Northern Dynasty appoints regulatory heavyweight to lead Pebble permitting

4th February 2014 By: Henry Lazenby - Creamer Media Deputy Editor: North America

Northern Dynasty appoints regulatory heavyweight to lead Pebble permitting

Pebble
Photo by: Northern Dynasty Minerals

TORONTO (miningweekly.com) – The proponent of one of the world’s largest undeveloped deposits, Northern Dynasty Minerals, on Tuesday announced that it had appointed US regulatory lawyer and former chief of staff in the US Department of Interior Thomas Collier as new CEO of its Pebble Limited Partnership, replacing John Shively.

A former commissioner of the Alaska Department of Natural Resources and chief of staff to former Alaska Governor Bill Sheffield, Shively was named chairperson of Pebble Mines Corp, and he would continue to play an active role on the Pebble strategic leadership team.

Northern Dynasty’s flagship project is the controversial Pebble copper/gold/molybdenum project, in Alaska, which had been the subject of substantial environmentalist objections.

"Resolving complex, challenging and controversial development projects has been the major focus of my career for the past several decades, so I welcome the challenge of serving as Pebble CEO," Collier said.

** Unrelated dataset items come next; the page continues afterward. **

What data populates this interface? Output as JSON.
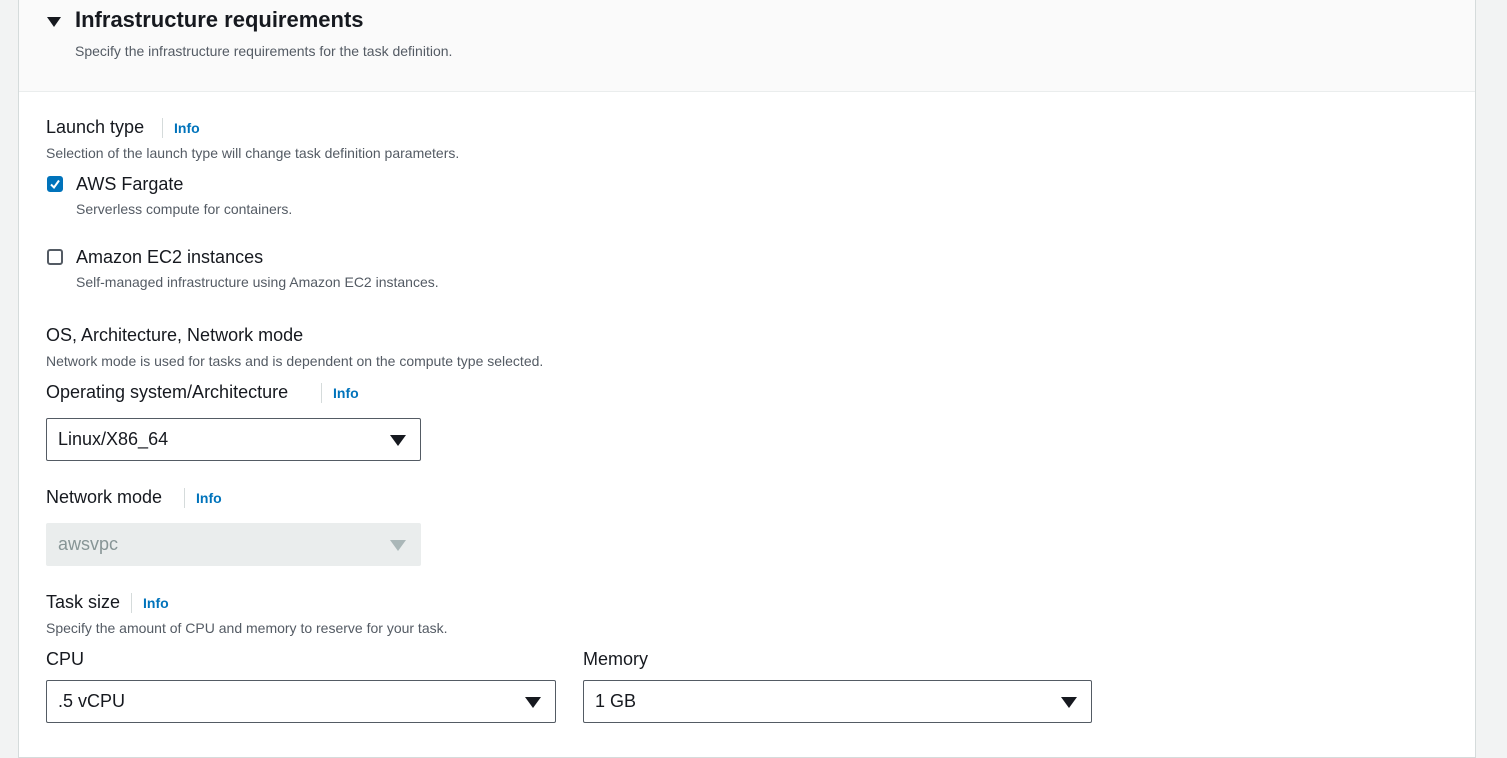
{
  "section": {
    "title": "Infrastructure requirements",
    "description": "Specify the infrastructure requirements for the task definition."
  },
  "launch_type": {
    "label": "Launch type",
    "info": "Info",
    "description": "Selection of the launch type will change task definition parameters.",
    "options": [
      {
        "label": "AWS Fargate",
        "description": "Serverless compute for containers.",
        "checked": true
      },
      {
        "label": "Amazon EC2 instances",
        "description": "Self-managed infrastructure using Amazon EC2 instances.",
        "checked": false
      }
    ]
  },
  "os_arch_network": {
    "label": "OS, Architecture, Network mode",
    "description": "Network mode is used for tasks and is dependent on the compute type selected."
  },
  "operating_system": {
    "label": "Operating system/Architecture",
    "info": "Info",
    "value": "Linux/X86_64"
  },
  "network_mode": {
    "label": "Network mode",
    "info": "Info",
    "value": "awsvpc",
    "disabled": true
  },
  "task_size": {
    "label": "Task size",
    "info": "Info",
    "description": "Specify the amount of CPU and memory to reserve for your task."
  },
  "cpu": {
    "label": "CPU",
    "value": ".5 vCPU"
  },
  "memory": {
    "label": "Memory",
    "value": "1 GB"
  },
  "colors": {
    "accent": "#0073bb",
    "text": "#16191f",
    "muted": "#545b64"
  }
}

"I will immediately focus my energies on preparing the strategy and scientific resources necessary to secure federal and state permits for the construction and operation of a modern, long-life mine at Pebble in the years ahead."

Collier's 40-year career, spent mainly as a partner at Steptoe & Johnson in Washington DC, included extensive natural resource sector experience, particularly as it relates to federal regulation and permitting.

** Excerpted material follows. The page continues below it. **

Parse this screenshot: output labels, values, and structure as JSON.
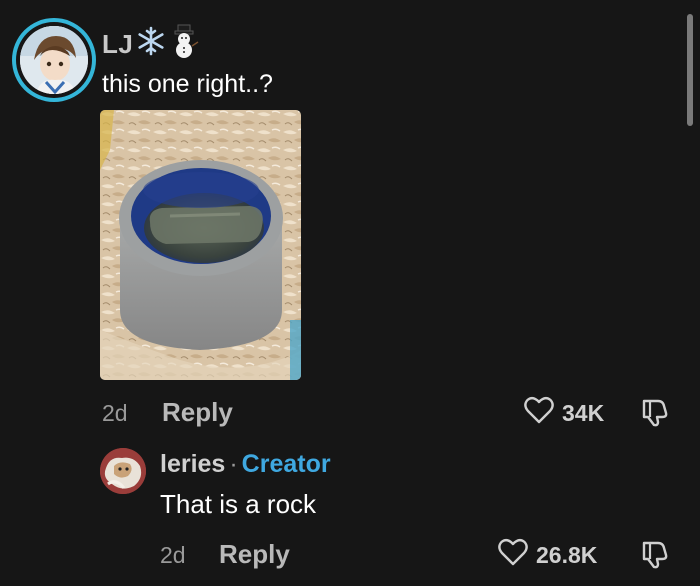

He specialises in providing strategic leadership to companies navigating federal environmental permitting processes, specifically the environmental-impact statement (EIS) process under the National Environmental Policy Act (Nepa) and 404 wetlands permitting under the Clean Water Act.

Collier had played a senior role on several significant projects that successfully secured federal permits in Alaska - including reauthorisation of the Alyeska Pipeline Service's Trans-Alaska Pipeline System and several developments undertaken by ConocoPhillips.

"From my experience, I have developed three key principles that I believe are essential to resolving the kind of environmental controversy we see at Pebble.

“First, natural resource development and environmental protection can and do co-exist; second, science is the key to resolving such controversies; and third, the Nepa-required EIS process is the best way to resolve scientific disagreements. I am bringing these lessons and my extensive experience with the section 404 permitting process to Pebble, and I'm confident that this great project will be permitted and built in Alaska,” Collier said.

"Today's announcement has only strengthened our corporate and project leadership team at Pebble. We look forward with great enthusiasm to the next major milestones for this project - announcing a new major funding partner and initiating project permitting under Nepa,” Northern Dynasty president and CEO Ron Thiessen said.

Last month, the US Environmental Protection Agency published the final version of its Bristol Bay Watershed Assessment, which Northern Dynasty believed was fundamentally flawed.

Thiessen at the time said the company was looking forward to defining a proposed development plan for Pebble and to having it reviewed by federal and state regulatory agencies under Nepa in the months and years ahead.

"We have every expectation that the EIA process required by Nepa, to be administered by the US Army Corps of Engineers, will ultimately provide a much more rigorous, fair and transparent review of the science surrounding this important project,” Thiessen said.

Global miner Rio Tinto in December said it was considering selling its stake in Northern Dynasty. Rio owns a 19.1% stake in Northern Dynasty through a subsidiary, making it the largest single investor.

Northern Dynasty's partner in Pebble, Anglo American, pulled out in September, as part of its plan to cut the cost of future options and halve its $17-billion pipeline of potential mines.